Coming off the ventilator was an important step, and meant that she could be transferred from ICU to a rehab hospital. Yet there remained many skeptics, among whom is the hoped-for Albert Einstein Moss Rehab unit, who don't think she will recover. No one says the dreaded words, but the underlying sentiment is as clear as if spoken, "Unplug her.  It's a needless emotional drain, and a senseless financial drain, you are ruining your health to spend your days anxiously at her side." A country that declared Terri Schiavo in a "persistent vegatative state" has no patience for basket cases, has no hope for recovery, has no belief in miracles.

"But," as I told my distraught children, "if God had wanted to take her, He would have had the lightning penetrate her skin, He would have had it strike her on the head. But He didn't. He heard our prayers. He preserved her life. Then He must have a plan for Emily, perhaps even a plan to undo the curse of Terri." So we drove the 850 miles to be at Emily's side, before joining the rest of the family reunion. We arrived at the hospital, donned our disposable aprons and latex gloves, and passed through the guarded gates of the burn unit in the permitted visitor pairs. Emily lay motionless under the sheet, the pressure cuffs around her legs inflating periodically to circulate blood, a large padded collar around her neck to hold her head straight and permit the ventilator and feeding tubes to pass through the tracheostomy in her throat. A glowing red light on her finger monitored her blood oxygen, and arm cuff monitored her blood pressure, all displayed on an old-fashioned CRT monitor over her head.

"Hello Emily", we said, as I fished out of my pocket the bottle of Holy Water I had smuggled into the burn unit. "We've come to pray with you." and her heart rate and blood pressure spiked upwards on the monitor and her eyelids opened to reveal eyes staring fixedly at the ceiling. "Its your brain motor control circuits that aren't working" I told her, "but like a little baby you will have to learn them all over again. It will be hard work, but cheer up, it isn't everyone that gets an opportunity to be born again." We doused her head with water, and prayed, but in far too short a time the nurse came by to tell us that she needed to give her a sponge bath and that our time was up. While the nurse rolled her onto her side and rearranged the pillows, I asked her about Emily. "Em's doing great!" she said, "That's what I call her, since I have a 20-year named Emily and I call her Em. Em's made friends with everyone in the ward. We can tell when she doesn't like something, she sort of curls her lip."
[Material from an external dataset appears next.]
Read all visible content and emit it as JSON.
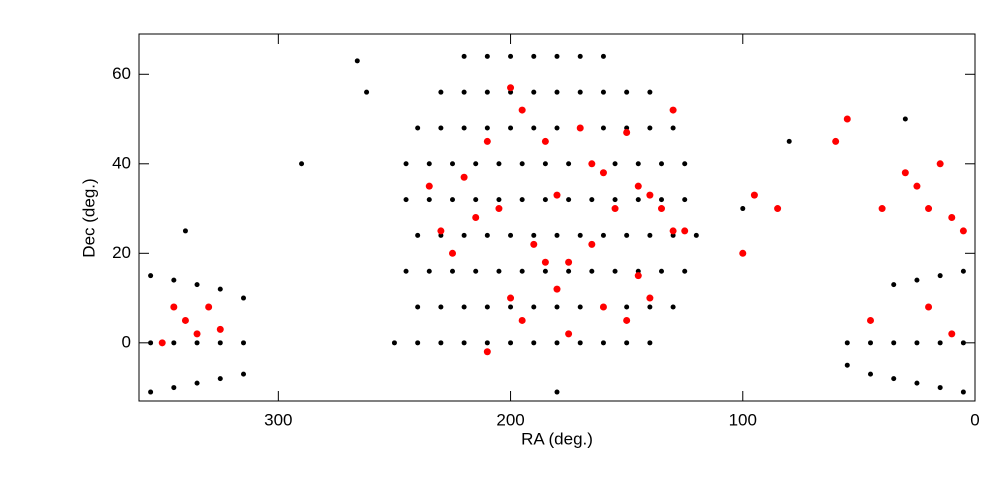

Despite all her handicaps, Emily was communicating! Which isn't all that surprising, since there are many things science has not yet begun to understand. For example, you know when someone is staring at the back of your head, even in a class of a 100 students. Neck hair has been rising in the presence of spirits, oh, at least since Eliphaz described it 3000 years ago. And as we and the nurses all knew, Emily is still there, trapped inside an unresponsive body. Fortunately, this is an area that science is making some progress on, for just the week before we visited Emily, I read a story on TimesOnline with the provocative subtitle, "Forty per cent of patients in a ‘vegetative state’ are misdiagnosed."  It seems that with an MRI machine hooked up, doctors can communicate with 40% of the comatose patients who are actually completely conscious. That was our Emily.

Will Emily ever get her medical degree? Will she ever walk again? Terri Schiavo didn't, though her injury came at a later age than Emily's. But that night when we gathered in an anxious huddle of prayer, we eventually felt a certain peace, a comfort that not only would she survive, but she would be all right. The miracle that began that evening with her heart, will finish with ours. It is only the beats between that we and Emily find so hard.